Перед выходом я на всякий случай расчесала волосы, натерла их пивом и распушила, полузакрыв ими лицо. Все по совету той жильцовской женки, Улеи. Красавицей от того не стала, конечно, но уродство свое чуток прикрыла. Да и волос у меня богатый, не хуже, чем у матушки, есть чем покрасоваться.
На четвертом поверхе никого не было. Я привалилась к стеночке, постояла. Когда снизу загремели шаги, изготовилась. Внутри все переворачивалось, когда думала, что вот сейчас зайду в горницу, где скончался мой отец - а с ним вместе сам королевич. Одна радость, оба померли мгновенно, как сказала Глерда. Не мучились. А может, кто-то из них истаял, как Аксея?
По лестнице поднималась чернавка. Я выждала, пока она поднимется до четвертого поверха, и взялась за медную ручку.
Вот только девка и головы в мою сторону не повернула. Шла себе убираться в чьей-то горнице, волокла ведро с водой на пятый поверх. И ничего не спросила, даже не глянула на меня.
Я все-таки переступила порог, зашла внутрь. Все двери в покоях погибшего Граденя стояли нараспашку. От входа виднелась вереница горниц, богато убранных, без пыли и паутины.
Дело было такое, что требовалось все обдумать. Глерда велела показаться у двери покойника три раза - но считается ли тот раз, когда меня видели, но не заметили? И даже не спросили, кто я, зачем в чужие горницы лезу?
Я снова выскочила в проход. Может, кто-то из жильцовских женок пройдет по лестнице? Те уж точно спросят.
Однако время шло, а никто не появлялся. Проскочила ещё одна прислужница, уже с подносом. Я снова зашла. Но и тут на меня не глянули.

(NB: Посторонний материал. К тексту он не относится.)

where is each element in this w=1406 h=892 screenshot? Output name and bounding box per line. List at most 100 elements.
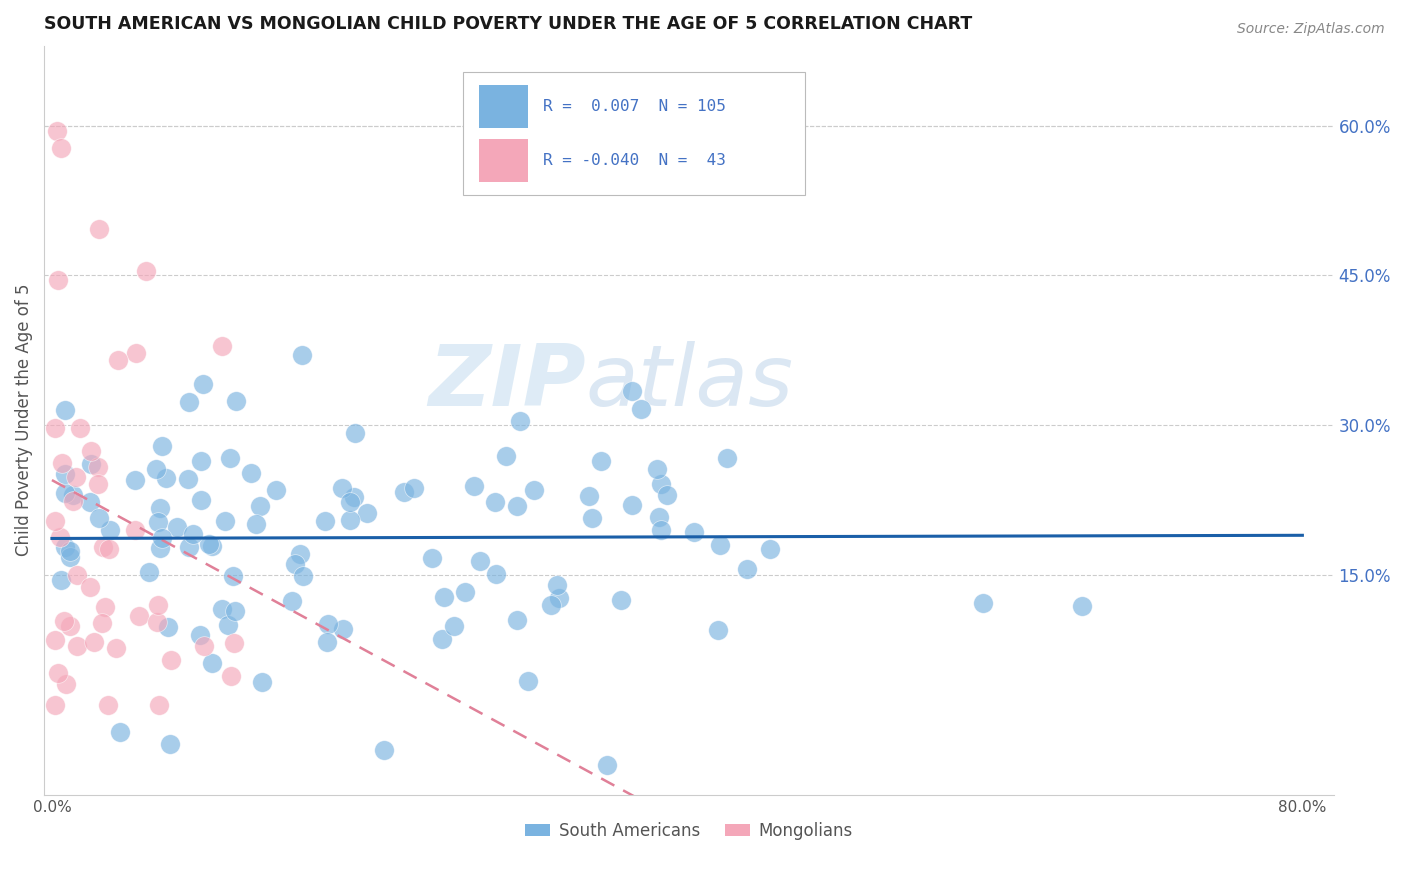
Mongolians (49, 530, 72, 544)
South Americans (138, 566, 160, 580)
South Americans (330, 481, 353, 495)
Text: R = -0.040  N =  43: R = -0.040 N = 43 (543, 153, 725, 168)
South Americans (62, 488, 84, 502)
Mongolians (44, 421, 66, 435)
South Americans (224, 604, 246, 618)
South Americans (98, 523, 121, 537)
South Americans (433, 590, 456, 604)
South Americans (214, 514, 236, 528)
South Americans (683, 524, 706, 539)
South Americans (149, 500, 172, 515)
South Americans (495, 450, 517, 464)
South Americans (591, 454, 613, 468)
South Americans (148, 541, 170, 556)
South Americans (578, 489, 600, 503)
South Americans (188, 628, 211, 642)
South Americans (621, 498, 644, 512)
Mongolians (125, 346, 148, 360)
South Americans (157, 619, 180, 633)
South Americans (645, 462, 668, 476)
South Americans (314, 514, 336, 528)
South Americans (53, 540, 76, 554)
South Americans (707, 623, 730, 637)
South Americans (420, 551, 443, 566)
South Americans (177, 395, 200, 409)
South Americans (540, 598, 562, 612)
Mongolians (135, 264, 157, 278)
Mongolians (87, 476, 110, 491)
South Americans (240, 467, 263, 481)
South Americans (292, 569, 315, 583)
Text: ZIP: ZIP (427, 342, 586, 425)
South Americans (485, 567, 508, 582)
Mongolians (91, 615, 114, 630)
Mongolians (66, 640, 89, 654)
Mongolians (51, 140, 73, 154)
South Americans (59, 549, 82, 564)
South Americans (356, 506, 378, 520)
South Americans (735, 562, 758, 576)
Mongolians (83, 634, 105, 648)
South Americans (290, 547, 312, 561)
South Americans (468, 554, 491, 568)
South Americans (759, 541, 782, 556)
Mongolians (87, 221, 110, 235)
South Americans (630, 402, 652, 417)
South Americans (201, 539, 224, 553)
South Americans (53, 485, 76, 500)
South Americans (59, 544, 82, 558)
South Americans (972, 596, 994, 610)
South Americans (218, 450, 240, 465)
South Americans (509, 413, 531, 427)
Y-axis label: Child Poverty Under the Age of 5: Child Poverty Under the Age of 5 (15, 284, 32, 557)
Mongolians (94, 599, 117, 614)
South Americans (548, 591, 571, 605)
Mongolians (146, 599, 169, 613)
South Americans (146, 516, 169, 530)
FancyBboxPatch shape (463, 72, 804, 195)
South Americans (343, 491, 366, 505)
South Americans (79, 494, 101, 508)
Mongolians (91, 541, 114, 555)
South Americans (484, 495, 506, 509)
South Americans (709, 539, 731, 553)
South Americans (197, 536, 219, 550)
Mongolians (46, 273, 69, 287)
South Americans (250, 675, 273, 690)
South Americans (284, 557, 307, 571)
Mongolians (46, 665, 69, 680)
South Americans (150, 440, 173, 454)
Text: atlas: atlas (586, 342, 794, 425)
South Americans (517, 674, 540, 689)
South Americans (53, 402, 76, 417)
South Americans (316, 635, 339, 649)
Mongolians (65, 470, 87, 484)
South Americans (716, 450, 738, 465)
Mongolians (145, 615, 167, 629)
South Americans (193, 377, 215, 392)
South Americans (430, 632, 453, 646)
Mongolians (124, 524, 146, 538)
Mongolians (44, 515, 66, 529)
South Americans (523, 483, 546, 497)
Mongolians (193, 639, 215, 653)
Mongolians (98, 541, 121, 556)
Mongolians (55, 677, 77, 691)
South Americans (621, 384, 644, 399)
Mongolians (128, 609, 150, 624)
South Americans (245, 517, 267, 532)
Mongolians (44, 633, 66, 648)
Mongolians (45, 123, 67, 137)
Bar (478, 138, 527, 182)
South Americans (650, 477, 672, 491)
South Americans (53, 467, 76, 481)
South Americans (155, 471, 177, 485)
Mongolians (159, 653, 181, 667)
South Americans (179, 541, 201, 555)
South Americans (581, 511, 603, 525)
Mongolians (224, 636, 246, 650)
South Americans (201, 657, 224, 671)
South Americans (124, 473, 146, 487)
South Americans (217, 617, 239, 632)
Text: Source: ZipAtlas.com: Source: ZipAtlas.com (1237, 22, 1385, 37)
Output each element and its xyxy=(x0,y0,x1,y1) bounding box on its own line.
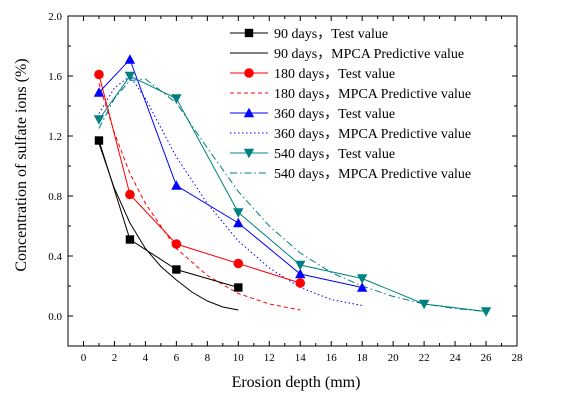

А меж тем у кремлевских ворот уже должен был поджидать свою хозяйку Рогор. Норвин, конечно, мужик упрямый, он и до полуночи там проторчит - но у меня-то времени много не было.
И я решила взять дело в свои руки. Главное ведь что? Чтоб меня увидели у двери Граденя, да спросили, кто я и зачем лезу в чужие горницы. Так что я пошла вниз по лестнице.
Толстые стены дворца хранили прохладу, но снаружи оказалось жарко. Вечерело, однако от камней перед входом все ещё тянуло зноем, как от голышей в парной. Двустворчатые двери я прошла медленно, с жильцами поздоровалась степенно. Улыбаться им не стала, не рискнула. Вышла и зашагала по дорожке к службам.
Думалось мне так - если жильцы и впрямь считают меня завидной невестой, кто-нибудь из них заговорит. Может, даже увяжется следом. С жильцовскими женками я на такое не надеялась, у них свои дела.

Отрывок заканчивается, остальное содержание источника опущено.